09/03/2007, 15:00 — 16:00 — Room P3.10, Mathematics Building
Anatoli Merzon, Universidad Michoacana de San Nicolás de Hidalgo, Morelia, Mexico
About the scattering of plane waves by wedges
We consider a nonstationary scattering of plane waves by a
wedge. It is assumed that the incident wave does not depend on the
coordinate parallel to the the edge of the wedge, so the problem is
planar. Also we assume that, beginning with a certain time instant
depending on a spatial position of the point, the incident wave is
periodic in time with the frequency \(\omega\) in each point of the
space. Let the profile of the wave be such that the incident wave
has the front ahead of which it is zero.
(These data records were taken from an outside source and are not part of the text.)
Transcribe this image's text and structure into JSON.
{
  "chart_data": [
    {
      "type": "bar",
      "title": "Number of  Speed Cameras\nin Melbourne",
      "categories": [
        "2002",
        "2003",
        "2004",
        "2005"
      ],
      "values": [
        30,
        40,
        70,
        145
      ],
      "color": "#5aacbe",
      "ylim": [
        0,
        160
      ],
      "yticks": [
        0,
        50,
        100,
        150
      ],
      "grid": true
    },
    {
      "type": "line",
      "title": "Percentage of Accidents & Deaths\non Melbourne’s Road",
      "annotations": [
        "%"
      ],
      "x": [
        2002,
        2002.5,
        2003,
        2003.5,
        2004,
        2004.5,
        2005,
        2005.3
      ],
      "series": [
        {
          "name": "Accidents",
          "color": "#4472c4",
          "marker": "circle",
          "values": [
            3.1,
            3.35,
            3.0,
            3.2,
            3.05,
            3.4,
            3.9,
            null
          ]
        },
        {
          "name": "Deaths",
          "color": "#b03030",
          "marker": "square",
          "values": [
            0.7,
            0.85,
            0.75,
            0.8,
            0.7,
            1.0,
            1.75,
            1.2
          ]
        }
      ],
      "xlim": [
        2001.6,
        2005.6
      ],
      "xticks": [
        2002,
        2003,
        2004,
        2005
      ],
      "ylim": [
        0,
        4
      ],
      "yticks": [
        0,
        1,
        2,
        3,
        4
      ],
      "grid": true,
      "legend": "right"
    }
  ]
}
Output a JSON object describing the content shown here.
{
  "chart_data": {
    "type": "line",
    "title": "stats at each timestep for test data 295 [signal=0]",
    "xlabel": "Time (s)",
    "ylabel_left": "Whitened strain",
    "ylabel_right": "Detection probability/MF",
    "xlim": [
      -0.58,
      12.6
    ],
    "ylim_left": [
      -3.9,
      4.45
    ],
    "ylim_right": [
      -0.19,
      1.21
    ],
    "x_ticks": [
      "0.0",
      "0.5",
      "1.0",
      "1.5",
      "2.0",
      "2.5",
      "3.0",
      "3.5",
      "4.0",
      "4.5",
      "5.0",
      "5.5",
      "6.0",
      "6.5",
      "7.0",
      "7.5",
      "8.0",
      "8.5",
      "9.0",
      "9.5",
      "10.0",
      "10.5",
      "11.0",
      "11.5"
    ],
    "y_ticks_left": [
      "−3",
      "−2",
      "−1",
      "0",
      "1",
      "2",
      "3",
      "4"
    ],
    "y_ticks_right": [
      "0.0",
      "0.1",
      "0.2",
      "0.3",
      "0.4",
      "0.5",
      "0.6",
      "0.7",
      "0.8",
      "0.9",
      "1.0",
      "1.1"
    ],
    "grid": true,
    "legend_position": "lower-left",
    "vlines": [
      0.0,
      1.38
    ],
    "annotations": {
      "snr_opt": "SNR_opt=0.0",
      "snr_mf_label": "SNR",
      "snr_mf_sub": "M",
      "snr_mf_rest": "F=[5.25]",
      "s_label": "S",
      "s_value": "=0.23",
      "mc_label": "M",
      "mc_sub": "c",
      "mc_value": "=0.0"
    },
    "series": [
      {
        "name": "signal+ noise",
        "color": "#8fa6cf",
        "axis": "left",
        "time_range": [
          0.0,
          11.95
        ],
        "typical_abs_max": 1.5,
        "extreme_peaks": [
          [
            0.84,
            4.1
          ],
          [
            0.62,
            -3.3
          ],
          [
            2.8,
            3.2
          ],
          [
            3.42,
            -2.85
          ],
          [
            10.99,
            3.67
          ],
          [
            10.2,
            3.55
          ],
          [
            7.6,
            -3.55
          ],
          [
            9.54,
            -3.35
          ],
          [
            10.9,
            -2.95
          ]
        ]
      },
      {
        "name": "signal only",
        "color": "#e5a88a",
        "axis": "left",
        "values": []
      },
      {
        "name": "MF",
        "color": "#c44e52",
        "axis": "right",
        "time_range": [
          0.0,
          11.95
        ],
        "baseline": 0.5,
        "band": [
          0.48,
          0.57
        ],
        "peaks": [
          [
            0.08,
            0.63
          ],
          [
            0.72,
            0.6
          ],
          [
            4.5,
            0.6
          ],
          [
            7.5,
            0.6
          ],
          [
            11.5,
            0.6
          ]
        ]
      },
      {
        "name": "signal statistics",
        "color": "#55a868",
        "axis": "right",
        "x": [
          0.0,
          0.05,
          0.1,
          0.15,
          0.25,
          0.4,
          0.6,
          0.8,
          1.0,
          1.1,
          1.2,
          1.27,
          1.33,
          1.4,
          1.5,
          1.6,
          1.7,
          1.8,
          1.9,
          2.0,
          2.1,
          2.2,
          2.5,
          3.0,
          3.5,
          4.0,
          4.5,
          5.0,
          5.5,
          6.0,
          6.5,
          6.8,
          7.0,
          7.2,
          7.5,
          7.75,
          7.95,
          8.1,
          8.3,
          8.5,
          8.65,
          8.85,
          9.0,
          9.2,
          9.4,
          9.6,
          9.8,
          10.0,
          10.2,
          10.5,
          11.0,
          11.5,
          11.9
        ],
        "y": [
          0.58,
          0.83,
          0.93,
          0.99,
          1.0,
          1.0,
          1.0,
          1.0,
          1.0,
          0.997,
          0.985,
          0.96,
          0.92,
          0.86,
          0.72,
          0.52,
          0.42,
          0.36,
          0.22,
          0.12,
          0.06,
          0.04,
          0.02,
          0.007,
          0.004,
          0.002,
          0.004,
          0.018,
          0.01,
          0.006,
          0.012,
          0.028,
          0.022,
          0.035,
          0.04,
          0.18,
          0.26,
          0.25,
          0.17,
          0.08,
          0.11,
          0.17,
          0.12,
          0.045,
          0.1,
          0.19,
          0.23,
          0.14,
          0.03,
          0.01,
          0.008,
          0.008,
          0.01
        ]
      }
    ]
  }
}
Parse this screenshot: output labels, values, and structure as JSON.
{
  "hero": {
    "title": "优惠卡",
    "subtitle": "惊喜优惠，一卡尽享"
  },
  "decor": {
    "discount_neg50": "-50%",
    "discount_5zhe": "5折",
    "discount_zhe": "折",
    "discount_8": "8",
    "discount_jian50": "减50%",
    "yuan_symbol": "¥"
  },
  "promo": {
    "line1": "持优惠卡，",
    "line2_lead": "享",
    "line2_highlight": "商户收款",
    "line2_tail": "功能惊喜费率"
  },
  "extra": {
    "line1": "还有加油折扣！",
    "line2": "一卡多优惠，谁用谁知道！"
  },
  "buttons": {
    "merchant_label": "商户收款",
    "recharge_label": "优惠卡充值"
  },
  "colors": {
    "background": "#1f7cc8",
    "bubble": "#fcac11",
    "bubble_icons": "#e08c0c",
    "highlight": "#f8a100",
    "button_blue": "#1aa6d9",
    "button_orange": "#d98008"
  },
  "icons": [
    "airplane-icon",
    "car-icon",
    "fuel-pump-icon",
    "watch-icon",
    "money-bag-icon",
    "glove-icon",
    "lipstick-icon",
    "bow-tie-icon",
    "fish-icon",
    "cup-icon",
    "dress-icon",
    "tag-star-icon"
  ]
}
Therefore the incident
wave establishes a harmonic vibration at any point of the
complement of the wedge with the frequency \(\omega\). The main
goal is to prove that the amplitude of the solution to the
corresponding mixed problem for the D'Alembert equation with
initial data determined by the incident wave, tends to the
solutions of the classical stationary diffraction problem. Thus,
these classical solutions can be represented as the limiting
amplitudes of the solutions to the non-stationary problem, i.e. the
Limiting Amplitude Principle holds. It is proved for the Dirichlet
and Neumann boundary conditions and for Dirichlet-Neumann boundary
conditions only for the right angle.